Avant même d’avoir officiellement commencé, la campagne électorale américaine pour la présidentielle 2024 a été bouleversée mardi 19 décembre au soir par la disqualification de Donald Trump par la Cour Suprême du Colorado. Dans une décision sans précédent, la plus haute juridiction de cet État a déclaré le milliardaire républicain inéligible à la primaire de cet État en vertu du 14e amendement de la Constitution américaine.
Voté après la guerre de Sécession, celui-ci interdit à un individu ayant violé son serment de défendre la Constitution en s’engageant dans une insurrection contre les États-Unis, d’occuper une fonction officielle, civile ou militaire. Par quatre voix contre trois, la cour a estimé que Trump entre dans cette catégorie pour avoir incité une émeute contre le Capitole le 6 janvier 2021. « La majorité de la cour estime que Trump est disqualifié pour occuper le poste de président en vertu de l’article 3 du 14e amendement », ont tranché les juges.
« Nous ne sommes pas arrivés à cette conclusion à la légère, a commenté la cour. Nous sommes conscients de l’ampleur et de la gravité des questions qui nous sont posées. Nous sommes également conscients de notre devoir solennel d’appliquer la loi, sans crainte ni favoritisme, et sans être influencés par la réaction du public aux décisions que la loi nous impose de prendre. »
Une «honte pour notre pays»
C’est une décision historique : le 14e amendement, destiné à empêcher les anciens Confédérés d’être réélus après la guerre de Sécession, a rarement été appliqué, et jamais à un candidat à la présidence ou à un ancien président. C’est aussi un coup de théâtre dans une campagne déjà inédite, où le calendrier judiciaire se mêle au calendrier politique.

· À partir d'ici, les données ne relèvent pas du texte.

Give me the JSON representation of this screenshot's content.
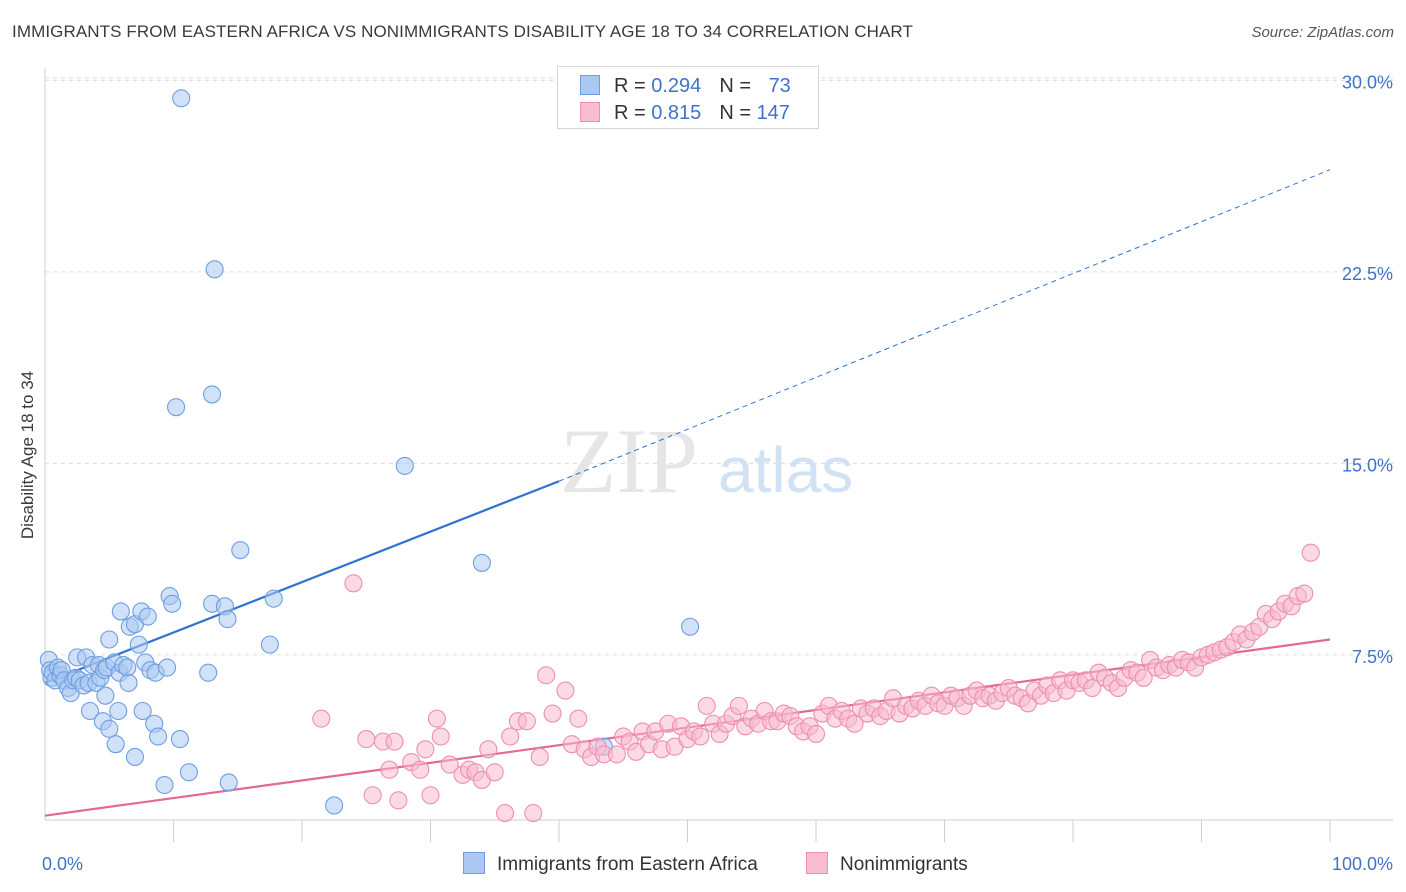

Plus encore que les quatre procès qui lui sont intentés, cette décision fait peser une grave menace pour la candidature de Trump. Si elle ne concerne que le Colorado, État à majorité démocrate et sans lequel il peut, au moins en théorie, remporter l’élection générale dans les quarante-neuf autres que comptent les États-Unis, elle peut faire jurisprudence. D’autres plaintes déposées contre Trump invoquant le 14e amendement dans d’autres États pourraient se baser sur la décision du Colorado et l’exclure du scrutin pour les mêmes motifs. Elle plonge donc dans l’incertitude le déroulement des primaires, et, potentiellement, celui de l’élection présidentielle de novembre prochain. « Nous nous trouvons en terrain inconnu », a reconnu la cour suprême du Colorado.
« QUELLE HONTE POUR NOTRE PAYS ! », a commenté Trump mardi sur son réseau Truth Social, comparant les États-Unis à « une république bananière ». Sa campagne a aussitôt dénoncé une tentative politique pour le disqualifier. Dénonçant une « décision totalement viciée », le porte-parole de la campagne, Steven Cheung, a annoncé qu’un appel serait déposé « auprès de la Cour suprême des États-Unis ». L’équipe de Trump va aussi demander « un sursis à cette décision profondément antidémocratique ». « Nous sommes convaincus que la Cour suprême des États-Unis se prononcera rapidement en notre faveur et mettra enfin un terme à ces poursuites judiciaires antiaméricaines. »
«Sursoit jusqu’au 4 janvier»
Président républicain de la Chambre des représentants, Mike Johnson a quant à lui fustigé une « attaque partisane à peine voilée » contre Trump. « Quelle que soit son affiliation politique, chaque citoyen inscrit sur les listes électorales ne devrait pas se voir refuser le droit de soutenir notre ancien président et la personnalité qui est en tête dans tous les sondages de la primaire républicaine. Nous espérons que la Cour suprême des États-Unis annulera cette décision irréfléchie et laissera le peuple américain décider du prochain président des États-Unis », a ajouté Johnson, qui avait lui-même soutenu la tentative de Trump de renverser le résultat de l’élection de 2020.